Worst of all is that Doc often plays Sam with Ray Allen (not Tony) at SG - meaning we have two older, sub-par defenders (one who has already expended a great amount of energy) at the two perimeter spots.... not a good recipe for defense in general or big men fouls (covering for penetration) in particular. Bad, bad and BAD - no rest, no defense and no easy transition points.

C) the third reason, and this is the least important, but still a notable factor, is the curious calls of the men in stripes. Some of you may have noticed, for example in the Phoenix series, but also incidents in others, where out of the blue lane violations for free throws started to be policed with unusual scrutiny, resulting in numerous calls, I would not be surprised if more than in the regular season given how rare they usually are.

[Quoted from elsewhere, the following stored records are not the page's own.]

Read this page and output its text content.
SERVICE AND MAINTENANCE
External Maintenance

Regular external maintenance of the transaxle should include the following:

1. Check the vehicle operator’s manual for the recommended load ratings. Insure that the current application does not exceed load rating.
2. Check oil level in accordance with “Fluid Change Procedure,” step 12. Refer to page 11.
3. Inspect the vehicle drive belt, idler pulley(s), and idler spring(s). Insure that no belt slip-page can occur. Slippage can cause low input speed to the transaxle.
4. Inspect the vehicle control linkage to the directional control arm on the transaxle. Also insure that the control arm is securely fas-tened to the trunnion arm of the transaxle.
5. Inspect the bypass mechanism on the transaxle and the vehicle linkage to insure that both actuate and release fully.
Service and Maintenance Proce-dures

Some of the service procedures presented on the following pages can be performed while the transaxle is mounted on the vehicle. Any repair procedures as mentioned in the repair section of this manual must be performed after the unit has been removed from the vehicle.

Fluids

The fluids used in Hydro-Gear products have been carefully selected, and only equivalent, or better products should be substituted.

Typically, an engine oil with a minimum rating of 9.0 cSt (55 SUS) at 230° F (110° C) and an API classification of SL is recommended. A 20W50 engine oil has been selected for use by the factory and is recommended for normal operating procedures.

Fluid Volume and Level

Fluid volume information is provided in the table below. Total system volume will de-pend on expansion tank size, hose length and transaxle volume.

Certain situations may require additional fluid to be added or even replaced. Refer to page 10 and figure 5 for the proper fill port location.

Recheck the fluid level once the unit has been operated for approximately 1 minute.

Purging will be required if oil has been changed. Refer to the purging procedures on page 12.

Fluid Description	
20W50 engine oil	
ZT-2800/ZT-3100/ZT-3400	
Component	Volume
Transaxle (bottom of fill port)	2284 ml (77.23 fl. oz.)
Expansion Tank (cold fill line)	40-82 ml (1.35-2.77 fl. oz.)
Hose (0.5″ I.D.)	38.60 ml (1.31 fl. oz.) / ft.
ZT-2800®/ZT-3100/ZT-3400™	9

I bring this up as a reminder that sometimes, for seemingly no good reason, the refs decide to throw a curve-ball during the playoffs, this being one of them. Another seems to concern the defense of the Celtics. For 82 games they have played the same defense, but now they are incurring far more fouls - most pronounced in games 4 and 6 - than at any time since Pitino had the team running around like headless chickens. It is almost as if the defense that got the team where they are - and is a major motor for their offence, has been deemed unacceptable.

What is really unusual is that many of the fouls appear to be of the touch variety. While rebounding action is fierce on one end, a touch is enough to send someone to the line at the other. You may have seen the numbers - games 4 thru 6 the Hawks took roughly twice as many free throws as the Cs, 15 to 2 in the pivotal final quarter of game 6 - but the numbers alone don't convey the difference this makes in the defense, transition game and hence offense for the Cs.

It is not a case of the Celtics not getting their fair share of free throws. Rather it is a case of the Hawks getting an inordinate amount of free throws. Who would ever anticipate that the Hawks could ever get 47 free throw attempts in just one game? Or average 36 ft attempts over the past three games? People like to point to the different styles of play but the facts show that the Hawks had only 51 more FTA than Boston over the course of the entire season. And now somehow the Hawks have outshot the Celtics by 51 in the last three games?!? (71 for the series) Has the Celtic defense changed that much over the past 6 games? Strange days indeed!

One thing is for certain, this series has been the best thing for the NBA in Atlanta in 20 years. What is not for certain is whether the Hawks ride stops Sunday of contintues on to Cleveland. The odds say it will end, but then Doc has never won a playoff series and facing a similar situation against Indiana his team not only did not win but laid a stinkbomb of embarrassing proportions. Which is a long way of saying that I don't trust Doc under pressure. And pressure there will be.... particularly if these strange trends at the foul line continue.